When we or people that we know are suffering, it can take a huge mental toll. Oftentimes, the people who perpetuate disinformation will use that to their advantage, so it is imperative to take this into consideration and most importantly, don’t get emotional when discerning whether the data is legitimate or not.

Emotional responses are incredibly powerful, which can make people vulnerable to manipulation. Oftentimes people reject or accept informational sources based on subjective experiences, rather than objective facts.

Find a Second Source


When you see a particular claim or headline that catches your eye, do you check to see if other information outlets are verifying it as well? Always find a second source for any medical or health claims that you may read about. If a researcher releases the results of a study that indicates a significant scientific or medical breakthrough, multiple news outlets will often report on it at the same time, which can lend to the legitimacy of the information.

Conversely, if only one website is making an incredible or outlandish claim, it is a good indication that the information has not been verified by any other credible sources and is likely to be false.
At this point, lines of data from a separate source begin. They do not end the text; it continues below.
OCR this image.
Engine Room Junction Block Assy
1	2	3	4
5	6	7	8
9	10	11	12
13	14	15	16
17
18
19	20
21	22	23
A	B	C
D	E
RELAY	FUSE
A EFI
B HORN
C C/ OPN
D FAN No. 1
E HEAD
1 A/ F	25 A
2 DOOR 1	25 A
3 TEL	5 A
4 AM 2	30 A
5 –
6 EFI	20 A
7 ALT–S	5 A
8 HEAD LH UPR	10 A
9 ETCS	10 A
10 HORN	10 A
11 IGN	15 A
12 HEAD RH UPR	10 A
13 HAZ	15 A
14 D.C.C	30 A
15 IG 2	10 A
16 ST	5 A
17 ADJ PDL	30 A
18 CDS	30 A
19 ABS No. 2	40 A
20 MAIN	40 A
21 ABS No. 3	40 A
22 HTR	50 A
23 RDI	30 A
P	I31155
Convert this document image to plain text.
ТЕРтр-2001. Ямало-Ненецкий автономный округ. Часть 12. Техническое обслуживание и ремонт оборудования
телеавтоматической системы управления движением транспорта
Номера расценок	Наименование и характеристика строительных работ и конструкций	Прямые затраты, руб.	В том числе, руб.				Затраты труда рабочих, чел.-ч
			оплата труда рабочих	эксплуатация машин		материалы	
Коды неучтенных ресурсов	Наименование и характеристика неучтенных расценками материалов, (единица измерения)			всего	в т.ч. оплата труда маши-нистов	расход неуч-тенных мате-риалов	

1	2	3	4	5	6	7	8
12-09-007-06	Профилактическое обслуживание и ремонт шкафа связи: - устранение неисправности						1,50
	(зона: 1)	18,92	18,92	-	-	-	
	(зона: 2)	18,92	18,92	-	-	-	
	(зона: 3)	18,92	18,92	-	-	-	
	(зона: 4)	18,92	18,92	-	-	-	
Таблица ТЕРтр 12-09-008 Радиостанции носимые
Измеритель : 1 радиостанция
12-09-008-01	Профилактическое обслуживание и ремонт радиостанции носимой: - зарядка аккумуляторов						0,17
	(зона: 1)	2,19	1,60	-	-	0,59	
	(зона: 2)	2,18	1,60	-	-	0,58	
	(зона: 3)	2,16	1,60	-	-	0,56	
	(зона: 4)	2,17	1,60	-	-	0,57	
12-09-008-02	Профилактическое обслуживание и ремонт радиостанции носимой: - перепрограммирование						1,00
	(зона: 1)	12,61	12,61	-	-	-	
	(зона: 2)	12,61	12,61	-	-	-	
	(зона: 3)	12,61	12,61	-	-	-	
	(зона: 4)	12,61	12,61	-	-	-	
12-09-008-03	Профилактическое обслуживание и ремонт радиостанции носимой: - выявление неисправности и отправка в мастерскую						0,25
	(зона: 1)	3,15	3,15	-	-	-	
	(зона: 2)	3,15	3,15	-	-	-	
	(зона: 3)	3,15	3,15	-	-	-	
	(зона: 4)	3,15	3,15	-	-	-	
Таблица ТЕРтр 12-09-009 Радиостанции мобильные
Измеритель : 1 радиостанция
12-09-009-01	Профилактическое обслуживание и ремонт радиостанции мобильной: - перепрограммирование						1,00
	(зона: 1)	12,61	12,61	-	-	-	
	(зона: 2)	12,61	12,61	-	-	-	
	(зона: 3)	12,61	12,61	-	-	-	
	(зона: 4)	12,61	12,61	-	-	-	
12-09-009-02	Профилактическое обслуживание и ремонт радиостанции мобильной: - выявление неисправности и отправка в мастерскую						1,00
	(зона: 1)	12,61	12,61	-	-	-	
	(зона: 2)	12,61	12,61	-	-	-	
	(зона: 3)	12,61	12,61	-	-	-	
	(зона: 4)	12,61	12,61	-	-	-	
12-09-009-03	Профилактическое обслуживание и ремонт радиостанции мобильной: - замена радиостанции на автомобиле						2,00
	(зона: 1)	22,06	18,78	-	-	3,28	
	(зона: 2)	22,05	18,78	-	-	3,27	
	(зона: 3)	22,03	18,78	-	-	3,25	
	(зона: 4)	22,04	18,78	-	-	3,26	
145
Have you verified the legality at a federal or statewide level as well?

Books for sources of information

Beware Confirmation Bias


We all come with our own preconceived notions; it is inevitable. That is why we must all beware of confirmation bias, because scammers are able to use a subjective opinion to dismiss a valid, objective fact. They know that when a lie is repeated often enough, people will believe it.
This is particularly relevant in terms of AI algorithms that are used to determine what content is suggested to you on your social media. If it perceives you as feeling a certain way about a particular thing, it will start sending you more content that reinforces what it thinks you want to see. Many times, this can place people in an echo-chamber of ideas which are constantly reinforced, and this can directly contribute to the development of a confirmation bias.

Spread the Word

If you feel compelled to share about a particular wellness trend or product that has caught your interest, please take all precautions to ensure that you are not helping those who perpetuate disinformation by unintentionally spreading misinformation. Once you become more away of how to verify legitimate sources of information, you will be less susceptible to scammers and can help your loved ones become more aware of what to look out for as well.